Thread: How are null's stored?

How are null's stored?

From
"Jim C. Nasby"
Date:
I have a 40M row table I need to import data into, then use to create a
bunch of more normalized tables. Right now all fields are varchar, but
I'm going to change this so that fields that are less than a certain
size are just char. Question is, how much impact is there from char
being nullable vs. not nullable? src/include/access/htup.h indicates
that nulls are stored in a bitmap, so I'd suspect that I should see a
decent space savings from not having to include length information all
the time... (most of these small fields are always the same size no
matter what...)
--
Jim C. Nasby (aka Decibel!)                    jim@nasby.net
Member: Triangle Fraternity, Sports Car Club of America
Give your computer some brain candy! www.distributed.net Team #1828

Windows: "Where do you want to go today?"
Linux: "Where do you want to go tomorrow?"
FreeBSD: "Are you guys coming, or what?"


Re: How are null's stored?

From
Josh Berkus
Date:
Jim,

> I have a 40M row table I need to import data into, then use to create a
> bunch of more normalized tables. Right now all fields are varchar, but
> I'm going to change this so that fields that are less than a certain
> size are just char. Question is, how much impact is there from char
> being nullable vs. not nullable? src/include/access/htup.h indicates
> that nulls are stored in a bitmap, so I'd suspect that I should see a
> decent space savings from not having to include length information all
> the time... (most of these small fields are always the same size no
> matter what...)

This is moot.   PostgreSQL stores CHAR(x), VARCHAR, and TEXT in the same
internal format, which includes length information in the page header.   So
you save no storage space by converting to CHAR(x) ... you might even make
your tables *larger* because of the space padding.

--
-Josh Berkus
 Aglio Database Solutions
 San Francisco


Re: How are null's stored?

From
"Ryan"
Date:
> Jim,
>
>> I have a 40M row table I need to import data into, then use to create
>> a bunch of more normalized tables. Right now all fields are varchar,
>> but I'm going to change this so that fields that are less than a
>> certain size are just char. Question is, how much impact is there from
>> char being nullable vs. not nullable? src/include/access/htup.h
>> indicates that nulls are stored in a bitmap, so I'd suspect that I
>> should see a decent space savings from not having to include length
>> information all the time... (most of these small fields are always the
>> same size no matter what...)
>
> This is moot.   PostgreSQL stores CHAR(x), VARCHAR, and TEXT in the same
>  internal format, which includes length information in the page header.
>  So  you save no storage space by converting to CHAR(x) ... you might
> even make  your tables *larger* because of the space padding.

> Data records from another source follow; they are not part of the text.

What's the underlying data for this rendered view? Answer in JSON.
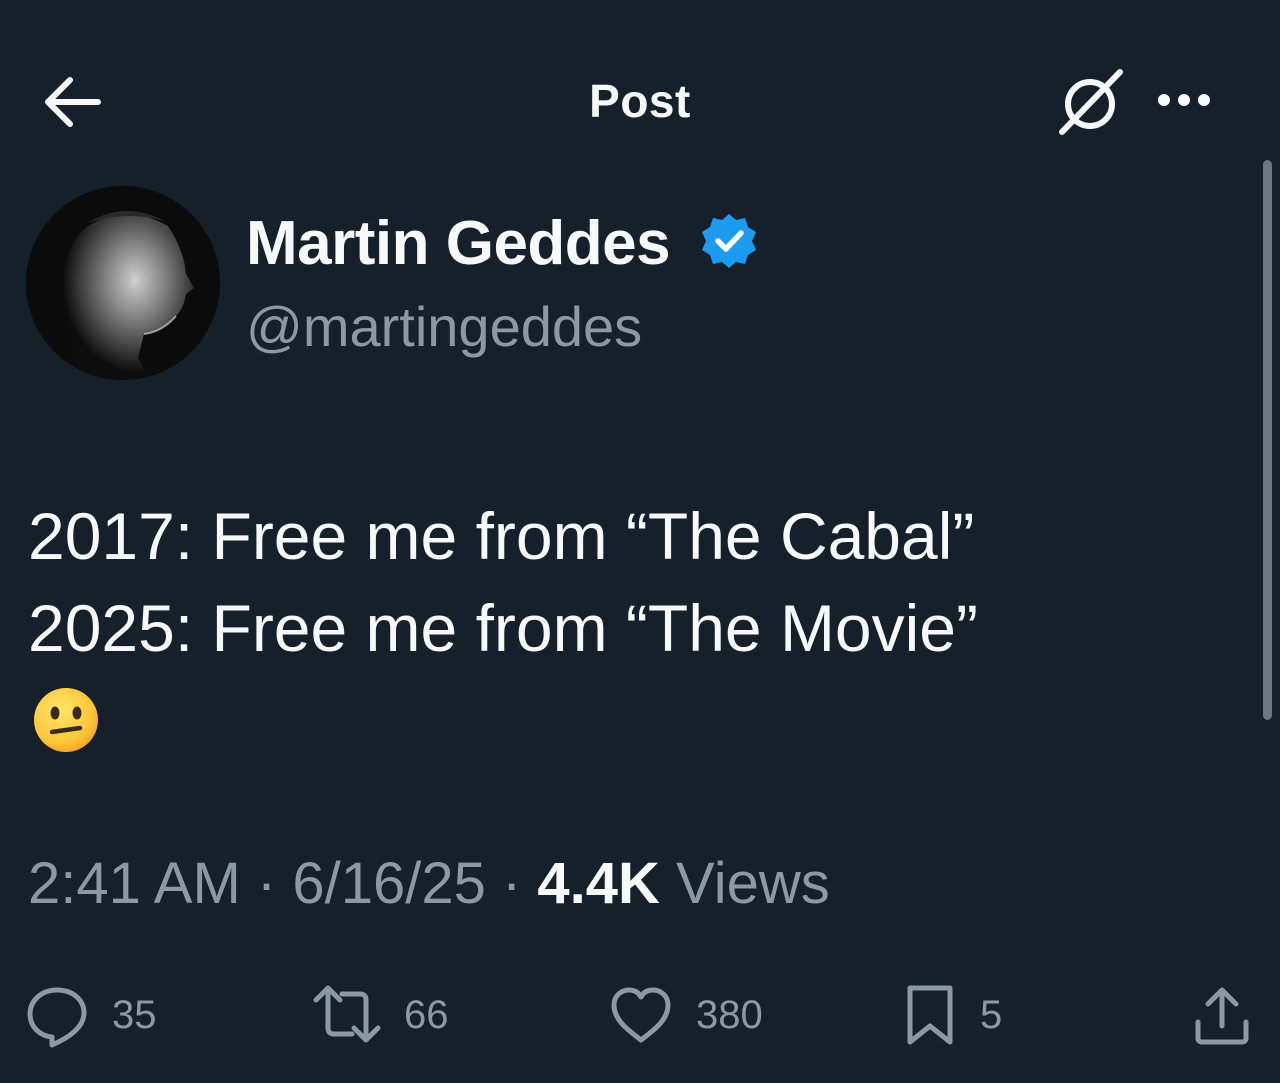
{
  "header": {
    "title": "Post",
    "back_icon": "arrow-left-icon",
    "grok_icon": "grok-icon",
    "more_icon": "more-dots-icon"
  },
  "author": {
    "display_name": "Martin Geddes",
    "handle": "@martingeddes",
    "verified": true,
    "verified_color": "#1d9bf0"
  },
  "tweet": {
    "lines": [
      "2017: Free me from “The Cabal”",
      "2025: Free me from “The Movie”"
    ],
    "emoji": "neutral-face-emoji"
  },
  "meta": {
    "time": "2:41 AM",
    "sep1": " · ",
    "date": "6/16/25",
    "sep2": " · ",
    "views_count": "4.4K",
    "views_label": " Views"
  },
  "actions": {
    "reply": "35",
    "repost": "66",
    "like": "380",
    "bookmark": "5"
  },
  "colors": {
    "background": "#15202b",
    "text_primary": "#f7f9f9",
    "text_secondary": "#8b98a5",
    "accent": "#1d9bf0"
  }
}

So if the internal format is identical, why does the INFERNAL database
ignore indexes when you have a text compared to a varchar?

Ryan


Re: How are null's stored?

From
Andrew Sullivan
Date:
On Mon, May 12, 2003 at 01:58:03PM -0500, Ryan wrote:
> So if the internal format is identical, why does the INFERNAL database
> ignore indexes when you have a text compared to a varchar?

Because the rules for handling the two data types are not the same.
Since spaces are significant on char(n) according to the spec, you
have strange rules in their handling.

Short answer: use text.  Varchar(n) if you must, to limit length.
But char(n) is almost always evil.

A

--
----
Andrew Sullivan                         204-4141 Yonge Street
Liberty RMS                           Toronto, Ontario Canada
<andrew@libertyrms.info>                              M2P 2A8
                                         +1 416 646 3304 x110


Re: How are null's stored?

From
Josh Berkus
Date:
Ryan,

> So if the internal format is identical, why does the INFERNAL database
> ignore indexes when you have a text compared to a varchar?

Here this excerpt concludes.